2007 short story collection by Joyce Carol Oates

The Museum of Dr. Moses: Tales of Mystery and Suspense is a short story collection by Joyce Carol Oates comprising ten thriller and horror stories. The collection was published in 2007 by Harcourt.

== Stories ==
The collection includes ten stories. All were previously published, as indicated:

- "Hi! Howya Doin!" (Ploughshares, Spring 2007, as "Hi Howya Doin")
- "Suicide Watch" (Playboy, May 2006)
- "The Man Who Fought Roland LaStarza" (anthology Murder on the Ropes: Original Boxing Mysteries, 2001)
- "Valentine, July Heat Wave" (Harper's Bazaar UK, July 2006)
- "Bad Habits" (Timothy McSweeney's Quarterly Concern, Winter 2005/2006)
- "Feral" (Fantasy & Science Fiction, September 1998)
- "The Hunter" (Ellery Queen's Mystery Magazine, November 2003)
- "The Twins: A Mystery" (Alfred Hitchcock's Mystery Magazine, December 2002)
- "Stripping" (Postscripts, Spring 2004)
- "The Museum of Dr.

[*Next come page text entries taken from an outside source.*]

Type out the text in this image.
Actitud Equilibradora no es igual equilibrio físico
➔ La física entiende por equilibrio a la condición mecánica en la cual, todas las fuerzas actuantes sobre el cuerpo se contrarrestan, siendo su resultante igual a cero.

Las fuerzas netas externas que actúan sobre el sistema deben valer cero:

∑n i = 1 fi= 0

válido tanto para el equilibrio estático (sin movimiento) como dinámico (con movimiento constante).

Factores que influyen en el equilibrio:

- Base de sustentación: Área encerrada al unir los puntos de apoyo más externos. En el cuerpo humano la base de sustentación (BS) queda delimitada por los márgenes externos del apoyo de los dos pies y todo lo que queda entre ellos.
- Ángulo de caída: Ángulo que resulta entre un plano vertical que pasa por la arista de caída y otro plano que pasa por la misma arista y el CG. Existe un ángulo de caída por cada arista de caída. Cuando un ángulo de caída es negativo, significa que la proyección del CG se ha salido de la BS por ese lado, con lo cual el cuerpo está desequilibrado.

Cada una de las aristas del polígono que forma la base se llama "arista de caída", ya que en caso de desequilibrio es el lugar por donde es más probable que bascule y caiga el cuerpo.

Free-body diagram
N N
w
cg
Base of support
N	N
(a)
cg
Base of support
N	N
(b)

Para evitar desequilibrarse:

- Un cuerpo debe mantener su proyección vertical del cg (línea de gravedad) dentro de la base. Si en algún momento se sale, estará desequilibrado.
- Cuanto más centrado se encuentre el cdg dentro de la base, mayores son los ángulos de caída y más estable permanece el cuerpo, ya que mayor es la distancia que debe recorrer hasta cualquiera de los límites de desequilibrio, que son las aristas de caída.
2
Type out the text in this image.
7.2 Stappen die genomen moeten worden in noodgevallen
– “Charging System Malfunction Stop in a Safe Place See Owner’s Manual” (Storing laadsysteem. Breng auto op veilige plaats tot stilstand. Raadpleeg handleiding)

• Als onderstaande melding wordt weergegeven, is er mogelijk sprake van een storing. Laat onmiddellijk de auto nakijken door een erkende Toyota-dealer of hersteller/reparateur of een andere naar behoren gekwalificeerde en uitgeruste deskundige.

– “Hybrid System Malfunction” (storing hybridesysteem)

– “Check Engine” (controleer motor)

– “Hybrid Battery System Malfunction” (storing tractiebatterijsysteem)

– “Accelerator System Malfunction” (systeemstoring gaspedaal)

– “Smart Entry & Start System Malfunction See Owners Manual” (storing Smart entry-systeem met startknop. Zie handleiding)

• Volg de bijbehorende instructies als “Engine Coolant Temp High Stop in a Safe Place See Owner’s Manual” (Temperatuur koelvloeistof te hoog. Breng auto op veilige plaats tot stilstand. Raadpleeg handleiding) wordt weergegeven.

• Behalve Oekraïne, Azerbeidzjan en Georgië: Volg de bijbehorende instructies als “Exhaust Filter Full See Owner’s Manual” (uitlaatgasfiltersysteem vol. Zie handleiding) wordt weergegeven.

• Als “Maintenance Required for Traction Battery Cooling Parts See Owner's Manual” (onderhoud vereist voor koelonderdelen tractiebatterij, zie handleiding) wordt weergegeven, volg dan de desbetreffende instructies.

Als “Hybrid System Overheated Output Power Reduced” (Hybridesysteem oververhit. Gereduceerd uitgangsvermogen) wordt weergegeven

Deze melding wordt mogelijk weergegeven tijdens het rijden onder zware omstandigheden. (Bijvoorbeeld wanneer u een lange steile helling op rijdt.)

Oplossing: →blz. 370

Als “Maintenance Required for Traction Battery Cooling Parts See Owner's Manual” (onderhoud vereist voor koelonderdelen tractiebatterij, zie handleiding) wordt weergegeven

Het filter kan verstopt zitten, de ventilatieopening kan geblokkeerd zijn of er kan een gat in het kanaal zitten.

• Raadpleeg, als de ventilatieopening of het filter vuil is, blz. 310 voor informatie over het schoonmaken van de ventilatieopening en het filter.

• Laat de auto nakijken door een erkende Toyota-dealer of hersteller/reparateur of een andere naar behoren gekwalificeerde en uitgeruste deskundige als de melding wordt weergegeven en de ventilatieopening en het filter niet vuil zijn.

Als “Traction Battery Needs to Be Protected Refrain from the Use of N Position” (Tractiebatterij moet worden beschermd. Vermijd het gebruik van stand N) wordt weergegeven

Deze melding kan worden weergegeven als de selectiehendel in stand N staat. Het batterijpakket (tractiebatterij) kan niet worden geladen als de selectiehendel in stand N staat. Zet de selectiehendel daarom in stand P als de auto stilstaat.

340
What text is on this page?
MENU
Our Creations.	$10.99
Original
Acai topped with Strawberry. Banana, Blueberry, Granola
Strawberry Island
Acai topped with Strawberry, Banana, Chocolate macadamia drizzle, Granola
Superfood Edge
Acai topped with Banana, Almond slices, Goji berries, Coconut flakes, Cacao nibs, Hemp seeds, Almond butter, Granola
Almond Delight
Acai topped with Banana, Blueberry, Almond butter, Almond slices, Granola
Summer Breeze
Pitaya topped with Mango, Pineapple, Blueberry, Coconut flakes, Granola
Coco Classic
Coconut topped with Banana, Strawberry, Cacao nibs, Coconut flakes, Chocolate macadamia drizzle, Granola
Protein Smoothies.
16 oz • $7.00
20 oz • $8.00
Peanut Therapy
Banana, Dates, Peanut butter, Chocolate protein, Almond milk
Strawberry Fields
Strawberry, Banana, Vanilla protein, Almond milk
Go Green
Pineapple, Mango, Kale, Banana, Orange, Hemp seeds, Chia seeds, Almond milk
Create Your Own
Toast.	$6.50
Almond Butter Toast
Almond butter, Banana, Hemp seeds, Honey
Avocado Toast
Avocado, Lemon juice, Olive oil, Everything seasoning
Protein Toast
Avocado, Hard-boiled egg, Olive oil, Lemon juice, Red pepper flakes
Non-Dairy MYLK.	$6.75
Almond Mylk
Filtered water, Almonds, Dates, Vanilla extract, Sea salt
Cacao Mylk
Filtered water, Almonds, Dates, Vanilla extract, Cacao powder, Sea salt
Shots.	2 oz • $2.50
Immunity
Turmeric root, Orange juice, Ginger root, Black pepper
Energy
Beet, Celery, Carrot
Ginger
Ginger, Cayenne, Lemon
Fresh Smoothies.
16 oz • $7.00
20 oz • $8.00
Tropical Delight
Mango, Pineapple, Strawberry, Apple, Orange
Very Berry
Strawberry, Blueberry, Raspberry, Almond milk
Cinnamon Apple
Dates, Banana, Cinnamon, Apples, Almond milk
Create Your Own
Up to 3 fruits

Moses" (anthology The Museum of Horrors, 2001)

== Synopsis ==
In "The Man Who Fought Roland LaStarza" a woman's world is upended when she learns the brutal truth about a family friend's death—and what her father is capable of. Meanwhile, a businessman desperate to find his missing two-year-old grandson in "Suicide Watch" must determine whether the horrifying tale his junkie son tells him about the boy's whereabouts is a confession or a sick test. In "Valentine, July Heat Wave" a man prepares a gruesome surprise for the wife determined to leave him. And the children of a BTK-style serial killer struggle to decode the patterns behind their father's seemingly random bad acts, as well as their own, in "Bad Habits."

== Reception ==
Kirkus Reviews described the collection as "surreal interior landscapes, shamelessly incantatory prose and an enduring ambivalence toward the neo-gothic conventions from which Oates draws her power to shock and dismay."